1. Fiber optic lighting shapes live forever.

LED configurations have long lives, but if one or two discrete LEDs fail in the lighting component, output uniformity is no longer optimal. You don’t repair these items, you replace them. For fiber, the performance is eternal (or as long as an LED light source can last, and as respectfully as the component is handled, after all, most designs are still made with glass fiber).

2. Fiber optic lighting is insensitive to heat, and can be used to block infrared.

Everyone knows LEDs are heat sensitive. Their life and output both detrimentally affected by heat. Fiber performance is mostly unaffected by heat, and can operate in environments well above the LED limit. Additionally, fiber will not melt or cook biologic samples, but the thermal output of an LED configuration could be troublesome for samples.

3. Fiber optic lighting does not produce sparks and cannot short out.

Some markets/applications require lighting in explosive or wet environments, not a problem for fiber optic lighting, could be an explosive issue when using LEDs.

4. Fiber optic lighting can transmit a broad spectral range.

LED lighting has very narrow bandwidth which typically does not provide true color rendering. Color inspection using LEDs could be more challenging and surely, the requirement for broadband output (like hyperspectral imaging) eliminates them from consideration.

5. Fiber optic lighting can use many different light sources.

LEDs are single output devices. You cannot re-purpose an LED lighting component. A fiber optic light component depends on a light source and it doesn’t matter what the source is. If the light source can focus output to a spot, Fiber optics can transmit and shape the output.

6. Fiber optic lighting is the most uniform and best controlled.

While uniform LED performance has improved dramatically over the years, nothing can beat a fiberoptic component for uniformity most of the time (although backlights are an exception).
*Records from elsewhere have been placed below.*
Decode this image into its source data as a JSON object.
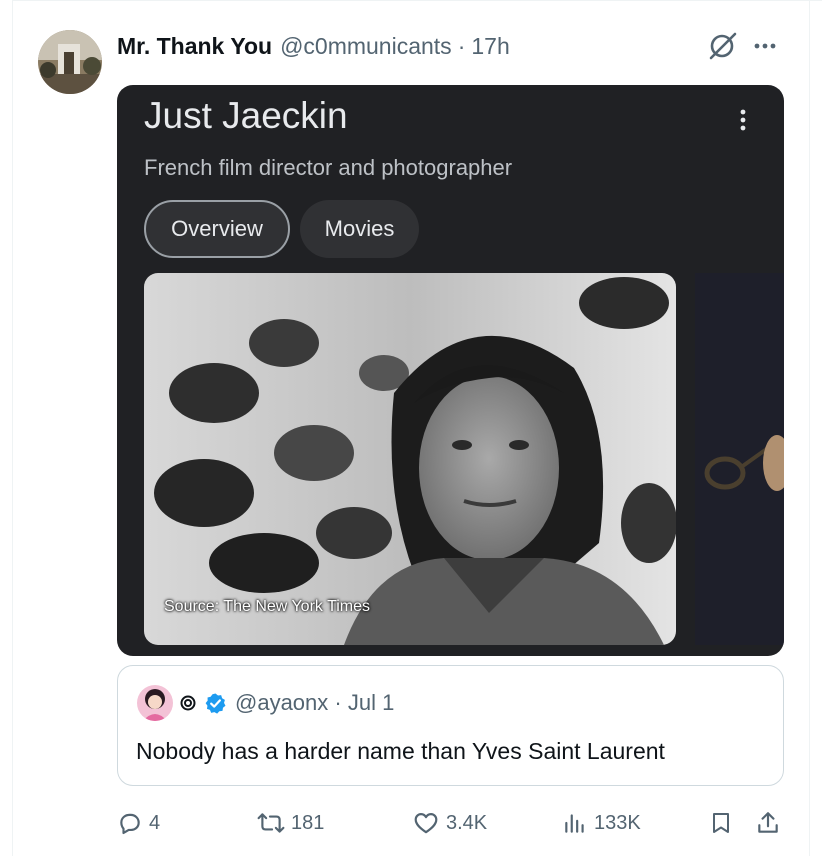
{
  "tweet": {
    "author": "Mr. Thank You",
    "handle": "@c0mmunicants",
    "separator": "·",
    "time": "17h"
  },
  "card": {
    "title": "Just Jaeckin",
    "subtitle": "French film director and photographer",
    "tabs": [
      {
        "label": "Overview",
        "selected": true
      },
      {
        "label": "Movies",
        "selected": false
      }
    ],
    "image_source": "Source: The New York Times"
  },
  "quoted": {
    "handle": "@ayaonx",
    "separator": "·",
    "date": "Jul 1",
    "text": "Nobody has a harder name than Yves Saint Laurent"
  },
  "actions": {
    "replies": "4",
    "reposts": "181",
    "likes": "3.4K",
    "views": "133K"
  },
  "icons": [
    "grok-icon",
    "more-icon",
    "kebab-icon",
    "reply-icon",
    "repost-icon",
    "like-icon",
    "views-icon",
    "bookmark-icon",
    "share-icon",
    "verified-icon",
    "spiral-icon"
  ],
  "colors": {
    "text": "#0f1419",
    "muted": "#536471",
    "card_bg": "#202124",
    "verified": "#1d9bf0"
  }
}
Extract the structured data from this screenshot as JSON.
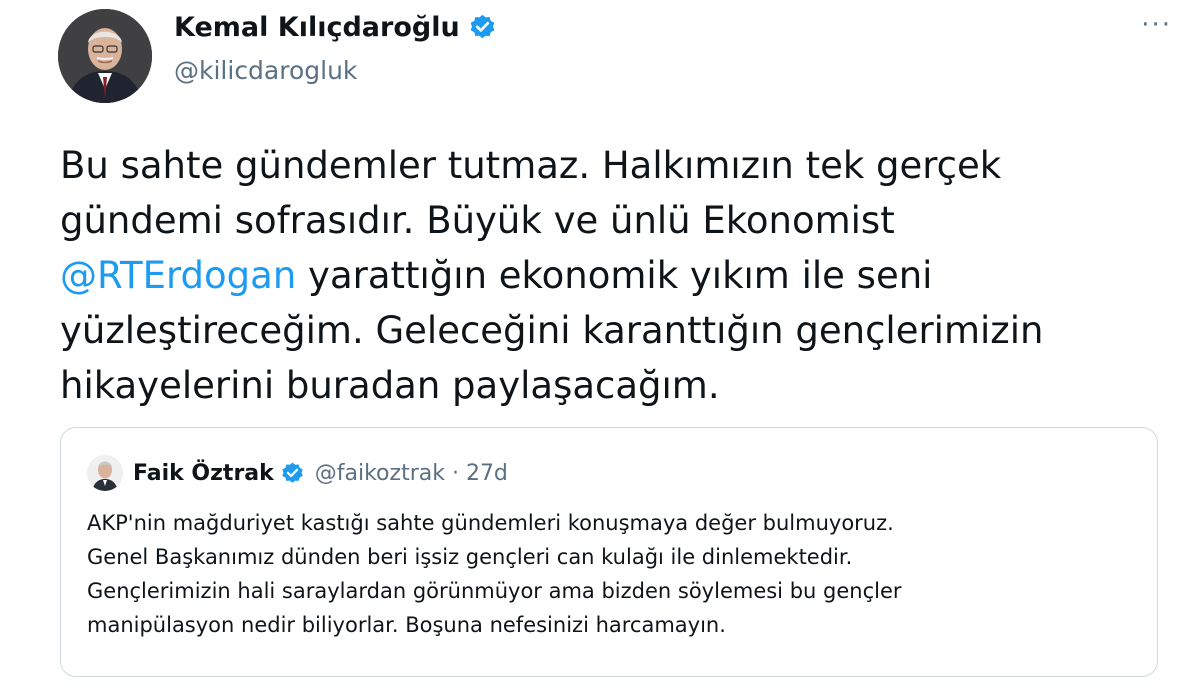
{
  "author": {
    "display_name": "Kemal Kılıçdaroğlu",
    "handle": "@kilicdarogluk",
    "avatar_icon": "profile-photo",
    "verified_icon": "verified-badge-icon"
  },
  "menu": {
    "more_icon": "more-options-icon",
    "more_glyph": "···"
  },
  "tweet": {
    "lines": [
      {
        "text": "Bu sahte gündemler tutmaz. Halkımızın tek gerçek"
      },
      {
        "text": "gündemi sofrasıdır. Büyük ve ünlü Ekonomist"
      },
      {
        "mention": "@RTErdogan",
        "text": " yarattığın ekonomik yıkım ile seni"
      },
      {
        "text": "yüzleştireceğim. Geleceğini karanttığın gençlerimizin"
      },
      {
        "text": "hikayelerini buradan paylaşacağım."
      }
    ]
  },
  "quoted_tweet": {
    "display_name": "Faik Öztrak",
    "meta": "@faikoztrak · 27d",
    "lines": [
      "AKP'nin mağduriyet kastığı sahte gündemleri konuşmaya değer bulmuyoruz.",
      "Genel Başkanımız dünden beri işsiz gençleri can kulağı ile dinlemektedir.",
      "Gençlerimizin hali saraylardan görünmüyor ama bizden söylemesi bu gençler",
      "manipülasyon nedir biliyorlar. Boşuna nefesinizi harcamayın."
    ]
  },
  "colors": {
    "verified": "#1d9bf0",
    "mention": "#1d9bf0",
    "secondary_text": "#5b7083",
    "border": "#cfd9de"
  }
}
Furthermore, compared to the large NA of an LED chip, fiber output is has more NA variety and thus, potential to optimize the illumination at the field of view. This characteristic may overcome some LED power advantages mentioned earlier.
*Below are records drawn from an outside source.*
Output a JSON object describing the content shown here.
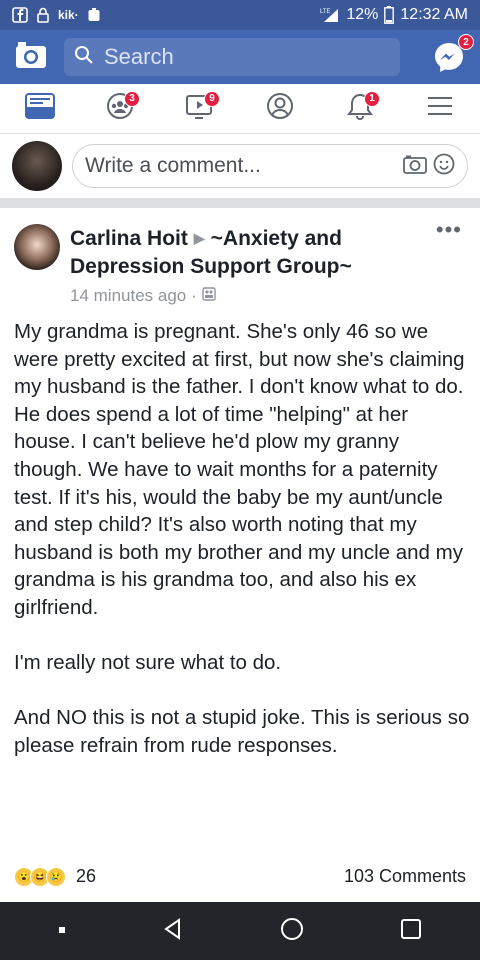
{
  "status_bar": {
    "app_icons": [
      "facebook-icon",
      "lock-icon",
      "kik-icon",
      "shield-icon"
    ],
    "kik_label": "kik·",
    "network": "LTE",
    "battery": "12%",
    "time": "12:32 AM"
  },
  "topbar": {
    "search_placeholder": "Search",
    "messenger_badge": "2"
  },
  "nav": {
    "items": [
      {
        "name": "news-feed",
        "icon": "news-feed-icon",
        "badge": ""
      },
      {
        "name": "groups",
        "icon": "groups-icon",
        "badge": "3"
      },
      {
        "name": "watch",
        "icon": "watch-icon",
        "badge": "9"
      },
      {
        "name": "profile",
        "icon": "profile-icon",
        "badge": ""
      },
      {
        "name": "notifications",
        "icon": "bell-icon",
        "badge": "1"
      },
      {
        "name": "menu",
        "icon": "menu-icon",
        "badge": ""
      }
    ]
  },
  "comment": {
    "placeholder": "Write a comment..."
  },
  "post": {
    "author": "Carlina Hoit",
    "group": "~Anxiety and Depression Support Group~",
    "time": "14 minutes ago",
    "paragraphs": [
      "My grandma is pregnant. She's only 46 so we were pretty excited at first, but now she's claiming my husband is the father. I don't know what to do. He does spend a lot of time \"helping\" at her house. I can't believe he'd plow my granny though. We have to wait months for a paternity test. If it's his, would the baby be my aunt/uncle and step child? It's also worth noting that my husband is both my brother and my uncle and my grandma is his grandma too, and also his ex girlfriend.",
      "I'm really not sure what to do.",
      "And NO this is not a stupid joke. This is serious so please refrain from rude responses."
    ],
    "reaction_count": "26",
    "comments_count": "103 Comments"
  },
  "colors": {
    "facebook_blue": "#4267b2",
    "status_blue": "#3b5998",
    "badge_red": "#e41e3f",
    "nav_dark": "#222529"
  }
}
7. Fiber optic lighting scale is much broader than LED.

If you need it, you can get a point of light no larger than 12 microns. LEDs can’t compete in the scale factor, although scale is a factor of area, and area relates to cost. As illumination area increases, fiber costs increase faster than LED costs.

8. Fiber optic lighting cost of ownership is less over time.

The inability of most designs to manage heat in the long term causes the LED lighting component to fail over time, much more quickly than the MTBF of the chip group.

Conclusion

Fiber optic lighting has some deficiencies, the one biggest being inefficient. This is why LEDs are preferred today. They’re a bundled fiber optic lighting component will only transmit 55% of the energy from a light source. The power drops (and spectral content changes) with every inch of length. Since LEDs are usually positioned at the point of need, the field of view receives a larger percentage of lighting power.

The total fiber optic footprint is larger because the light source is typically larger than an LED controller.

Fiberoptic products are still manufactured by hand. This characteristic introduces some variability in performance from product to product, and manufacturer to manufacturer. Some light sources have built in calibration circuits to keep output constant and reduce this variability.

Fiber optic lighting at one time suffered from limited life lamp (which translated into maintenance and downtime issues). That deficiency has been eliminated by the introduction of the LED fiberoptic illumination source.